Mitte Oktober ist die Station anstelle ihres Vorgängerbaus im Auftrag des italienischen Alpinclubs CAI aus Turin errichtet worden. Ausgestattet mit Betten für bis zu zwölf Personen, Toiletten, fließendem Wasser, einem Computerterminal mit Internetanschluss, funktionierender Küche mit Induktionsherd, großem Esstisch sowie einem Wohnbereich mit Panoramablick, wird die Biwakschachtel zum komfortablen Hotel in den Bergen. Entworfen wurde die rund 250.000 Euro teure Station vom Turiner Unternehmen LEAP Factory (die Abkürzung steht für „Living, Ecological, Alpine Pod“) aus vorgefertigten Modulen, die in die Funktionen Wohnen, Schlafen, Eingangs- sowie Sanitärbereich unterteilt wurden.
Wohnliche Qualitäten
Die Module wurden innerhalb von zwei Tagen mit dem Helikopter einzeln hinauf transportiert und dort miteinander verbunden wie die Bauteile einer Weltraumstation. Lediglich sechs Ankerpunkte genügten, um die Station im Fels zu verankern. Über seitliche Bullaugen sowie eine vollständig verglaste Fensterfront zur Talseite bietet diese eindrucksvolle Ausblicke auf die alpine Kulisse. Ein Modell, das in seiner Flexibilität und Erweiterbarkeit Schule machen soll. Schließlich sollen noch weitere Stationen nach Vorbild der Cervasutti-Kapsel in den italienischen Alpen entstehen, deren Größe und Ausstattung an den jeweiligen Ort angepasst werden kann.

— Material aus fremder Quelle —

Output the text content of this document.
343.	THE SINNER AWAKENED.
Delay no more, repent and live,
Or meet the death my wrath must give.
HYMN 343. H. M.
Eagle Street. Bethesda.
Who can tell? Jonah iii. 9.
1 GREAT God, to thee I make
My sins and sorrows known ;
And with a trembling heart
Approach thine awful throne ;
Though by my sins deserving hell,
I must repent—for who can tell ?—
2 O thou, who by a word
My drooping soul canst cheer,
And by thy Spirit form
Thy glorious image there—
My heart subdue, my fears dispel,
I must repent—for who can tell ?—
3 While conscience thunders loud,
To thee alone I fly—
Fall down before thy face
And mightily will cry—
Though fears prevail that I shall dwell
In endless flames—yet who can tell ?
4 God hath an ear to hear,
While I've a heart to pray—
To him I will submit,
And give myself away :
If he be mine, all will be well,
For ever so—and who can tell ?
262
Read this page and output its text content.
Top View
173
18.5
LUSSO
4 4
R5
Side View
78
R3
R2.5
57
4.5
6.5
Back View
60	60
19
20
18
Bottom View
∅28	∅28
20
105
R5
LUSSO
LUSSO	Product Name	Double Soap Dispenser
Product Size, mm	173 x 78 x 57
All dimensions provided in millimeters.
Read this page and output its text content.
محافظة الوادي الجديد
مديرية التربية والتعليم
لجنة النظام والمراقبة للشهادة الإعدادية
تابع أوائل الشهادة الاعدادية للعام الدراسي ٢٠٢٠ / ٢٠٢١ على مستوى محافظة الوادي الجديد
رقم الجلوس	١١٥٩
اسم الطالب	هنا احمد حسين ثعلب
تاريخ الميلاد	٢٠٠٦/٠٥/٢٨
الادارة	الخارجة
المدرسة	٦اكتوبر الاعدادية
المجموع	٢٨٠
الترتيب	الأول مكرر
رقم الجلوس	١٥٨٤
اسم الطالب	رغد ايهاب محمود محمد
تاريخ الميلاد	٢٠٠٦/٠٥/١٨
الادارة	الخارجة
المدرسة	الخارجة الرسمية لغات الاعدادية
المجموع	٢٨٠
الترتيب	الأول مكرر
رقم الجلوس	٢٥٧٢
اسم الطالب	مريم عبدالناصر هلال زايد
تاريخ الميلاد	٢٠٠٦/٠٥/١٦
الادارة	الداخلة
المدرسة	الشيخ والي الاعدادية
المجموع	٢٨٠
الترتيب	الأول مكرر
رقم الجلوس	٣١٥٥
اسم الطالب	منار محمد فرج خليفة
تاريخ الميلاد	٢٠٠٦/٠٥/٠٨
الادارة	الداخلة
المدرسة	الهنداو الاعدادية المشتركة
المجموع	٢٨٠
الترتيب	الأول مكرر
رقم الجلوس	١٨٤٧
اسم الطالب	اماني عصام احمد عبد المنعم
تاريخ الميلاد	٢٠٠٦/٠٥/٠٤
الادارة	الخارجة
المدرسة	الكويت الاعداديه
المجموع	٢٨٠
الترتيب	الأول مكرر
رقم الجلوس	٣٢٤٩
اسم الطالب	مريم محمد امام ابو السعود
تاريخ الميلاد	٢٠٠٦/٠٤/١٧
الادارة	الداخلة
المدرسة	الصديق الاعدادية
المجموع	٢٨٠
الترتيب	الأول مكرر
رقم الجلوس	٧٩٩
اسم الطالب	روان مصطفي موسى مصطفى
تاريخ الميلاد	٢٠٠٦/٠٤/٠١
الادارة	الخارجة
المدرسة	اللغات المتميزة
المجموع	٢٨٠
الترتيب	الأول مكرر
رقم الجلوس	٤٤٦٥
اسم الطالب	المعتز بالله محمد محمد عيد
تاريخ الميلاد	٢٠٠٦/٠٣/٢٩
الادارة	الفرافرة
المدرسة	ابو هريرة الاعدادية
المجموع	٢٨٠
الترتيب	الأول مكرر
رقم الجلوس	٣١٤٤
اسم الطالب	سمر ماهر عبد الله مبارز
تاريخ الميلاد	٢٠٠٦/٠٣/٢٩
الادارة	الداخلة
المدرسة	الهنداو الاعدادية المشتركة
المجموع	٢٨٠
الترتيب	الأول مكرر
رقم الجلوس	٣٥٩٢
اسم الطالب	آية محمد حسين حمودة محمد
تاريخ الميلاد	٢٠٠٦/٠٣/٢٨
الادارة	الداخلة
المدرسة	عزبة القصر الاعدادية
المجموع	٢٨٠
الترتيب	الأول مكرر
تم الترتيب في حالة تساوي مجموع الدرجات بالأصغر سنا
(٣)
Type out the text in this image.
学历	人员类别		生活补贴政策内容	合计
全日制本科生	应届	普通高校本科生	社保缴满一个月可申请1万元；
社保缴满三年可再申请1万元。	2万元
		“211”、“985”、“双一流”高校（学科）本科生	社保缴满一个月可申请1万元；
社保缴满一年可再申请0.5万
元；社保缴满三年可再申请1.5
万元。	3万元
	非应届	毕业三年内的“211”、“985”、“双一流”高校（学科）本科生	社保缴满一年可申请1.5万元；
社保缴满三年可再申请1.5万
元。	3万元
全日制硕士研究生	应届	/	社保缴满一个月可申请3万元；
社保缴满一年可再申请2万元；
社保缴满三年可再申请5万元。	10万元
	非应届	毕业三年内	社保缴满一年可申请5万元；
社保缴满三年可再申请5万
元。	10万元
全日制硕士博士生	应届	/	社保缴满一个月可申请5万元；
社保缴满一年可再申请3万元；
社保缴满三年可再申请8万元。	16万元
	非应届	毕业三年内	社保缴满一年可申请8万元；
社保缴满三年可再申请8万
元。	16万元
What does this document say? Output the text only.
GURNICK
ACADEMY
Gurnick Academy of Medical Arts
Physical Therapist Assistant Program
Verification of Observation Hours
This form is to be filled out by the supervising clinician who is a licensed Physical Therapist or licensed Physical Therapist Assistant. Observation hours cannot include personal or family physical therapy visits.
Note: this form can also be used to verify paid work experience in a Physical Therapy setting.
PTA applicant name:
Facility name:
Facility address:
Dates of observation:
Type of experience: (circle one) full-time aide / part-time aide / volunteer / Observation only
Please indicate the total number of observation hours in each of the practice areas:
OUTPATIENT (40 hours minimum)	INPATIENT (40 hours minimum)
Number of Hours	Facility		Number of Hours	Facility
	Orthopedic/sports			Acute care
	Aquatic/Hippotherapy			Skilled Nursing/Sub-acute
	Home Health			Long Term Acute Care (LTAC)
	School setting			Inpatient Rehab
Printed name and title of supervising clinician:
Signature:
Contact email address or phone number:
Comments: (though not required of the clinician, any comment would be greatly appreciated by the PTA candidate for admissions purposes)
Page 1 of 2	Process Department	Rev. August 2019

Ermöglicht wird der ungewöhnliche Komfort durch ein Solarkraftwerk auf dem Dach der Station, das eine Leistung von 2,5 KwH erzeugt und diese in einer Batterie für die Nacht zwischenspeichert. Auf die zylindrische Außenhaut wurde dafür ein dünner Photovoltaik-Film aufgetragen, dessen Krümmung dafür sorgt, dass Schneeablagerungen zur Seite herunterrutschen und die Leistung des Kraftwerks nicht beeinflussen. Im Sanitätsmodul wurde zudem eine Heizung untergebracht, die die gesamte Station mit Wärme versorgt, während zwei thermisch abgedichteten Doppeltüren im Eingangsmodul die Kälte draußen lassen.
Hightech trifft Strick
Ungewöhnlich zeigt sich ebenso die Inneneinrichtung: Statt einer sterilen Umgebung empfangen die Bergsteiger mit Birkenholz verkleidete Wände und erzeugen ein betont wohnlichen Raumeindruck. Die Betten, die wie in den Schlafabteilen der Bahn nach unten geklappt und an die Anzahl der Gäste angepasst werden können, verfügen ebenfalls über hölzerne Rahmen. Auf Polsterungen und andere „Weichteile“ wurde bei der gesamten Inneneinrichtung aus hygienischen Gründen verzichtet, während ebenso Klassiker der Designgeschichte hinauf in luftige Höhen transportiert wurden. Vor dem großen Panoramafenster mit direktem Blick auf den träge vorbeiziehenden Freboudze-Gletscher wurden vierbeinige Hocker 60 von Alvar Aalto platziert, auf denen sich alpine Abenteuer und Tipps für die Besteigung am nächsten Morgen umso besser mit anderen Bergsteigern teilen lassen.
Charmant wirkt auch die Gestaltung der äußeren Hülle. Deren zum Tal ausgerichtete Seite wurde eigens in kräftigem Rot gehalten, um von den Bergsteigern schon von weitem erkannt zu werden. An ihren Seiten geht die vollflächige Rotfärbung in ein grobes, rot-weißes Strickmuster über, das Assoziationen an traditionelle Skimützen und Pullovern der Alpen weckt. Für die Bergsteiger ein unmissverständliches Zeichen: Sie sollen sich hier geborgen fühlen, um Kräfte für den kommenden Tag zu tanken.